Day 1: The $2,000 Performance PC
Day 2: The $1,000 Enthusiast PC
Day 3: The $400 Gaming PC
Day 4: Performance And Value, Dissected

Editor's Note: The purpose of the System Builder Marathon is extracting maximum value from enthusiast components at a variety of price points. We come together at the end of the series to see whose build exemplified our goal.

This time around, Newegg gave us an opportunity to pick the parts we as editors wanted to see--after the fact. Our follow-up build adds a *lot* of value to the first $2000 build, and we're much happier recommending the components in this story.

Now, here's the cool part: Newegg took all of the parts in our setup, created a Combo deal on its site, and discounted the thing (from $1996 down to $1892). If you're interested in a $2000 build using the parts our editors recommend, here's your chance to grab the same system at a discount.

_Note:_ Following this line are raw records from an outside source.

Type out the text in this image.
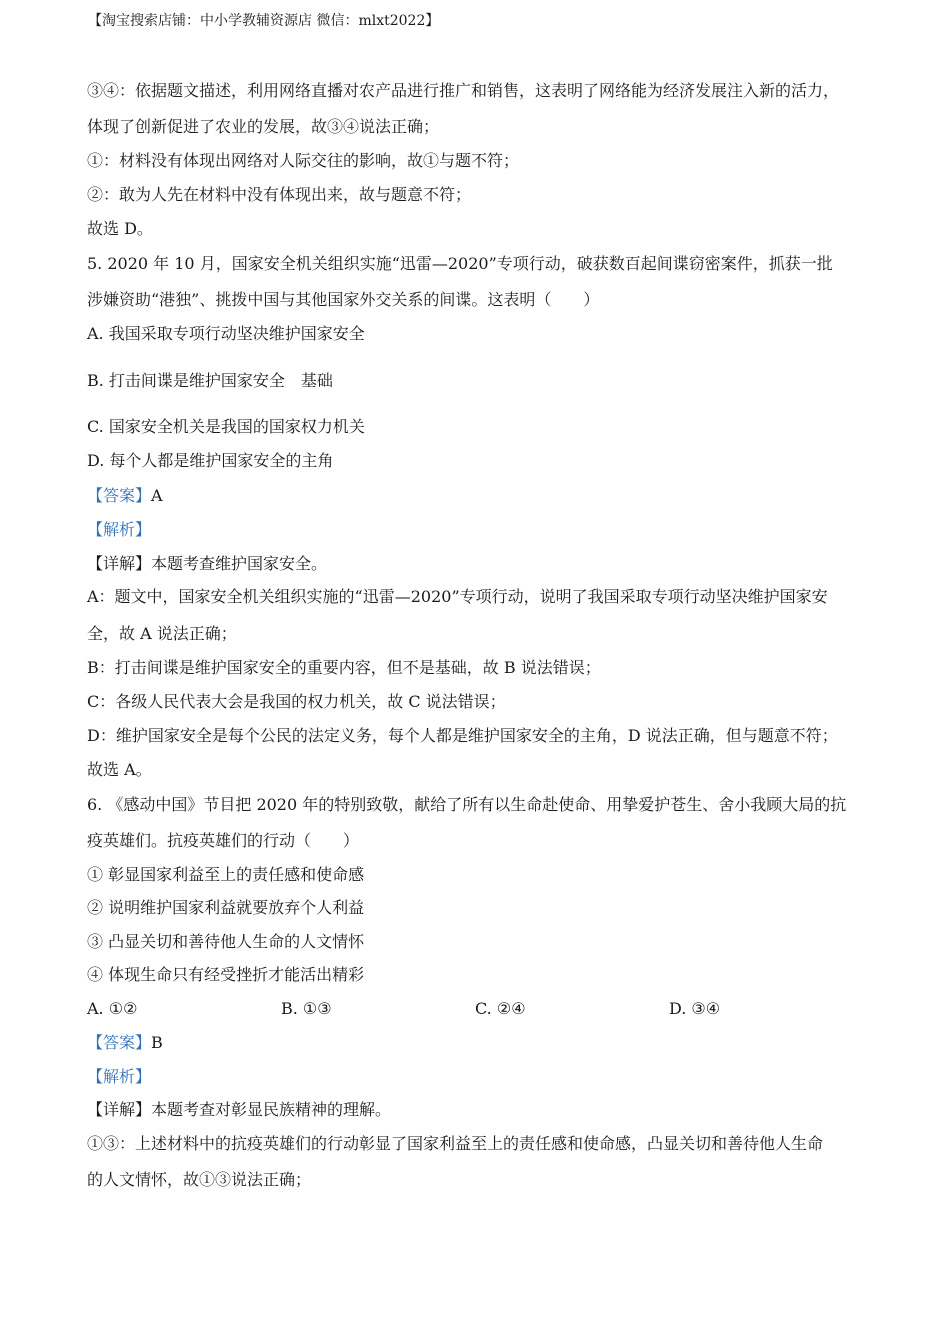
【淘宝搜索店铺：中小学教辅资源店 微信：mlxt2022】
③④：依据题文描述，利用网络直播对农产品进行推广和销售，这表明了网络能为经济发展注入新的活力，
体现了创新促进了农业的发展，故③④说法正确；
①：材料没有体现出网络对人际交往的影响，故①与题不符；
②：敢为人先在材料中没有体现出来，故与题意不符；
故选 D。
5. 2020 年 10 月，国家安全机关组织实施“迅雷—2020”专项行动，破获数百起间谍窃密案件，抓获一批
涉嫌资助“港独”、挑拨中国与其他国家外交关系的间谍。这表明（　　）
A. 我国采取专项行动坚决维护国家安全
B. 打击间谍是维护国家安全　基础
C. 国家安全机关是我国的国家权力机关
D. 每个人都是维护国家安全的主角
【答案】A
【解析】
【详解】本题考查维护国家安全。
A：题文中，国家安全机关组织实施的“迅雷—2020”专项行动，说明了我国采取专项行动坚决维护国家安
全，故 A 说法正确；
B：打击间谍是维护国家安全的重要内容，但不是基础，故 B 说法错误；
C：各级人民代表大会是我国的权力机关，故 C 说法错误；
D：维护国家安全是每个公民的法定义务，每个人都是维护国家安全的主角，D 说法正确，但与题意不符；
故选 A。
6. 《感动中国》节目把 2020 年的特别致敬，献给了所有以生命赴使命、用挚爱护苍生、舍小我顾大局的抗
疫英雄们。抗疫英雄们的行动（　　）
① 彰显国家利益至上的责任感和使命感
② 说明维护国家利益就要放弃个人利益
③ 凸显关切和善待他人生命的人文情怀
④ 体现生命只有经受挫折才能活出精彩
A. ①②	B. ①③	C. ②④	D. ③④
【答案】B
【解析】
【详解】本题考查对彰显民族精神的理解。
①③：上述材料中的抗疫英雄们的行动彰显了国家利益至上的责任感和使命感，凸显关切和善待他人生命
的人文情怀，故①③说法正确；
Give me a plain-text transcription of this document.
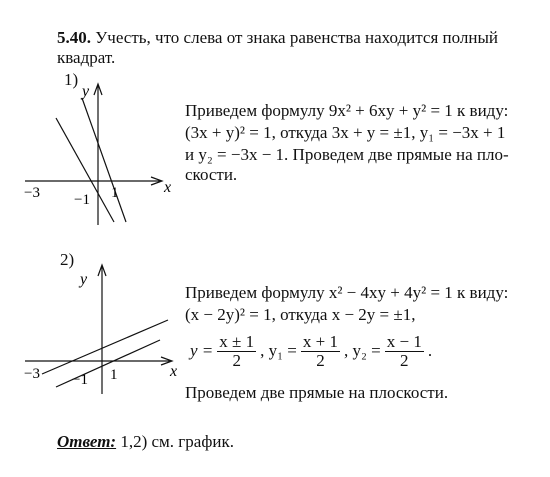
5.40. Учесть, что слева от знака равенства находится полный
квадрат.
1)
y
x
−3 −1 1
Приведем формулу 9x² + 6xy + y² = 1 к виду:
(3x + y)² = 1, откуда 3x + y = ±1, y₁ = −3x + 1
и y₂ = −3x − 1. Проведем две прямые на пло-
скости.
2)
y
x
−3 −1 1
Приведем формулу x² − 4xy + 4y² = 1 к виду:
(x − 2y)² = 1, откуда x − 2y = ±1,
$y = \frac{x \pm 1}{2}$ , $y_1 = \frac{x + 1}{2}$ , $y_2 = \frac{x - 1}{2}$ .
Проведем две прямые на плоскости.
Ответ: 1,2) см. график.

Check out the Tom's Hardware Edition Newegg combo right here.

Introduction

While each of us has our own special definition of what a “high-end” PC needs to include, most of us agree that a $2000 budget allows some basic minimums to be achieved.

Some of your suggestions have included the best possible processor, the fastest graphics card, increased DRAM and storage capacity, SSD drives, storage redundancy, and a full range of media capabilities. After carefully considering each of these suggestions and crossing anything that didn’t benefit our benchmark set from the list, we decided to combine maximum graphics power with superior multithreading in our $2000 System Builder Marathon PC. Yet before we could even build the system, an article on SLI scaling revealed that its graphics cards would be CPU-bottlenecked at the resolutions used for our final value analysis. In case you missed that one, two GeForce GTX 480s are overkill for anything under 2560x1600 (or triple-monitor Surround).

It’s often said that “too many cooks spoil the broth.” But we could only blame ourselves for the poor overall performance that resulted from components that were drastically mismatched to our test suite. Although we wanted to respond to reader requests for a six-core CPU, we certainly didn’t want to spend nearly half of our budget on it.

Prior to that SLI scaling article, we honestly thought that overclocking would allow us to approach our performance goals using a CPU that's better suited to a $1200 workhorse machine.

Our epiphany occurred as we tested the poorly-matched $2000 machine: were we too quick to cross that “too expensive” CPU from our list? We knew that Intel’s Gulftown-based Core i7 processors offered better performance. But they're four times as expensive. Could taking hundreds of dollars away from our graphics budget and applying it towards a much pricier CPU yield even better gaming performance?


The switch from GeForce GTX 480 to GeForce GTX 460 has a big impact on graphics power. But, in light of the CPU bottlenecks seen previously, will it really hurt gaming performance? Newegg provided two $240 models to replace our out-of-stock $220 cards. However, the price doesn't reflect this, since the upgrade will have little to no impact on our manual overclocking capabilities.